Back in 2006, the EPA decided against renewing the registration of carbofuran as a permitted pesticide for sale in the United States, on the grounds that its application threatened the health of farm workers and killed millions of wild birds. This week, the agency announced that it would no longer allow food to contain carbofuran residues, this time because it poses undue risk to the health of small children. The regulation applies to both domestic and imported produce. Since the chemical is already being phased out in U.S. agriculture, it will probably have a greater effect on imported food, especially rice, coffee, bananas, and sugar cane.
An EPA fact sheet includes the following among the ecological effects of carbofuran:
- Carbofuran is very highly toxic to birds on an acute basis, and highly toxic on a sub-acute basis. A chronic effect level could not be established due to the fact that all concentrations tested caused mortality in the test subjects.

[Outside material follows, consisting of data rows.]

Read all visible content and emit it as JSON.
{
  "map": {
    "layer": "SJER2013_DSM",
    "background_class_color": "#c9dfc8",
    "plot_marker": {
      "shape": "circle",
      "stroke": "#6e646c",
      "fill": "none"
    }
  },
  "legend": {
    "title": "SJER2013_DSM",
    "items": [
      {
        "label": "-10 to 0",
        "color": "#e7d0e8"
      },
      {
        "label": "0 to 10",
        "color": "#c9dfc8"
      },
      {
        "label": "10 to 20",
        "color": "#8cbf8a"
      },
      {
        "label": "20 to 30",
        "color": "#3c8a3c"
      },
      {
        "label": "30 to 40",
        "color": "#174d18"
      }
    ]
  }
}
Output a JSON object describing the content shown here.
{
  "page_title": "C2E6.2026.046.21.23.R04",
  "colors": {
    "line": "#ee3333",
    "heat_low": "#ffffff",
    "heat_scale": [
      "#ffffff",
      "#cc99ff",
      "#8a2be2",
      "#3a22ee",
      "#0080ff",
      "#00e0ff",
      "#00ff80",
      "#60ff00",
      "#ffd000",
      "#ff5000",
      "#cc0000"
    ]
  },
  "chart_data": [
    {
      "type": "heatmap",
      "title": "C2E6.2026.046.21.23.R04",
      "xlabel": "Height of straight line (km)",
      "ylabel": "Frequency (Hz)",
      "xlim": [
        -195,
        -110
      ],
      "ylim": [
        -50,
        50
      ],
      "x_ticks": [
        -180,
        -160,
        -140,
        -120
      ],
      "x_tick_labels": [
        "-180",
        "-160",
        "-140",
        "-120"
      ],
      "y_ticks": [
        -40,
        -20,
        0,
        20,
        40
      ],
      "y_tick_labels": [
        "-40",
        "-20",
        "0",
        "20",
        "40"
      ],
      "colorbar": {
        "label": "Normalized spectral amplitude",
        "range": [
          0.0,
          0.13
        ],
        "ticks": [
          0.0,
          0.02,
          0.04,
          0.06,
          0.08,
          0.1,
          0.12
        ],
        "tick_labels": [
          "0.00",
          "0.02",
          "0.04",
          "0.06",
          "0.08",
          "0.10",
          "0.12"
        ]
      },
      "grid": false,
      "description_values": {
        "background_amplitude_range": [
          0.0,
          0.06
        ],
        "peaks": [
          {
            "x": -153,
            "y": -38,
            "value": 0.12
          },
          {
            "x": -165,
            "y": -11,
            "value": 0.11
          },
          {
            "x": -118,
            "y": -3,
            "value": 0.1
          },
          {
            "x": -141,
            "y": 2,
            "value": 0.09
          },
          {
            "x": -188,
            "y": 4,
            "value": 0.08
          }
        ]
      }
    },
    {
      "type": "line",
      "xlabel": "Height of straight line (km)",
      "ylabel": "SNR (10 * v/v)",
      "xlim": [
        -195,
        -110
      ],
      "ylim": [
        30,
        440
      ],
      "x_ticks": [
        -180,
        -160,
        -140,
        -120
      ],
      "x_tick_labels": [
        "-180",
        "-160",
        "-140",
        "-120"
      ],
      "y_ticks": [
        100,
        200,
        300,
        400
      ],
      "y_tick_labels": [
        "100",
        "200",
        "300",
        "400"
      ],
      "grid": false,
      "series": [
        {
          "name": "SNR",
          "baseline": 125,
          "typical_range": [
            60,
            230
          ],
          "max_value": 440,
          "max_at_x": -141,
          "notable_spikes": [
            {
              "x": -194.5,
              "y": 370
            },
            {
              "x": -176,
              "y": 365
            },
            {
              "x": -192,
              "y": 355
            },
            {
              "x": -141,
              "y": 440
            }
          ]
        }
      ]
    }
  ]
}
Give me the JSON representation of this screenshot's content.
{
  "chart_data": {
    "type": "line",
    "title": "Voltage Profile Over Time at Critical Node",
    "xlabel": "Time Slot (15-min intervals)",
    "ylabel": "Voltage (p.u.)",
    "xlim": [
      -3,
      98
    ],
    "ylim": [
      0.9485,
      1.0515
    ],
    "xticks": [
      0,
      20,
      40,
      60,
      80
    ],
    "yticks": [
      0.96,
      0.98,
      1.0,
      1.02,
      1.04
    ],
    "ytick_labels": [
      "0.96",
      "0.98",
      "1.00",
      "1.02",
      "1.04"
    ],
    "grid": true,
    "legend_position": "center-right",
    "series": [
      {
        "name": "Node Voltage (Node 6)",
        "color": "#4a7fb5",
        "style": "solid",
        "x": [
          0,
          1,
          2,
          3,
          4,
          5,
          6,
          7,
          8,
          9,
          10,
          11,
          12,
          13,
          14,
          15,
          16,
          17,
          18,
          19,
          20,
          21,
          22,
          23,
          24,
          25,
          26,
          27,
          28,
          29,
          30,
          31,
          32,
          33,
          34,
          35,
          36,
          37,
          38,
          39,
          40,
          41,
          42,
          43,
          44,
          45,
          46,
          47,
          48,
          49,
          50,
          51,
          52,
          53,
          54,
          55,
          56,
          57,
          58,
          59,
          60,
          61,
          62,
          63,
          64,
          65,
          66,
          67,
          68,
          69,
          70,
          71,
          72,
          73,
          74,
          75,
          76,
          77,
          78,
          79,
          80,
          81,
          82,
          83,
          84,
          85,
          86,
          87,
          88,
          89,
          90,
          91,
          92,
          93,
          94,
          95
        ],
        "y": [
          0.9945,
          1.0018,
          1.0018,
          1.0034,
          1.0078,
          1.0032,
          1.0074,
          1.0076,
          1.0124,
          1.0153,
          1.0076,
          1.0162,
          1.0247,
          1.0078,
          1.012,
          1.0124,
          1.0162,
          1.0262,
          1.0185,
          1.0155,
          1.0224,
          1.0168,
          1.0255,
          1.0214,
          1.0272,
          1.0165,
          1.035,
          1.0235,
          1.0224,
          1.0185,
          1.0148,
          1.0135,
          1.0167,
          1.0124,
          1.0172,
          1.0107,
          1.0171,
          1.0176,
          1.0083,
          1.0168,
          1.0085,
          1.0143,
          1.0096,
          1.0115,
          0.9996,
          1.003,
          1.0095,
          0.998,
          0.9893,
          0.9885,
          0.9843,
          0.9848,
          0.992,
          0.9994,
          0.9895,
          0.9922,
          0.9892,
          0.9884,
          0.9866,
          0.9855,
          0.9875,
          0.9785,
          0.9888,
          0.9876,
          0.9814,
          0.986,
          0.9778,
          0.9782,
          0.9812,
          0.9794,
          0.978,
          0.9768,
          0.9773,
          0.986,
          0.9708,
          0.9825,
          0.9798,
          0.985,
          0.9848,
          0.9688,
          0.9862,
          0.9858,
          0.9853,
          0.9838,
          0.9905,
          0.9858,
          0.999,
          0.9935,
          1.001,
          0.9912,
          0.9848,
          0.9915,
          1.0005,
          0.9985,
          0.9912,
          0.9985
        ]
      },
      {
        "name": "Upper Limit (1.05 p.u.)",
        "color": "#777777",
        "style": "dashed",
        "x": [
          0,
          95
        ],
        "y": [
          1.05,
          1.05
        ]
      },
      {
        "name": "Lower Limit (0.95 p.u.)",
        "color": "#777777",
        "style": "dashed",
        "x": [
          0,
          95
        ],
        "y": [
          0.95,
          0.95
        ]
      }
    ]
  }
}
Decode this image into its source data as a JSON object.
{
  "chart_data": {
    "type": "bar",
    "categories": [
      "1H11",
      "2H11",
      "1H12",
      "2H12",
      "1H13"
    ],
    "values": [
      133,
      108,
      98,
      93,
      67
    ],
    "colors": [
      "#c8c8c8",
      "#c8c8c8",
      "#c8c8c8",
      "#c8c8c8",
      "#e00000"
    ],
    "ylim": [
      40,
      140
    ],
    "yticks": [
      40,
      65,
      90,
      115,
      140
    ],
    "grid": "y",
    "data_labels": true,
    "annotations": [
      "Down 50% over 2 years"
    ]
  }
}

- Carbofuran is highly toxic to mammals on an acute basis. Chronic toxicity testing on laboratory rats showed reduced offspring survival and body weight reductions.
- Carbofuran is very highly toxic to freshwater and estuarine/marine fish on an acute basis. The available chronic test showed larval survival as the most sensitive endpoint for freshwater fish and embryo hatching as the most sensitive endpoint for estuarine/marine fish.
- Carbofuran is considered to be very highly toxic to freshwater and estuarine/marine invertebrates on an acute basis. Chronic tests showed reproductive effects.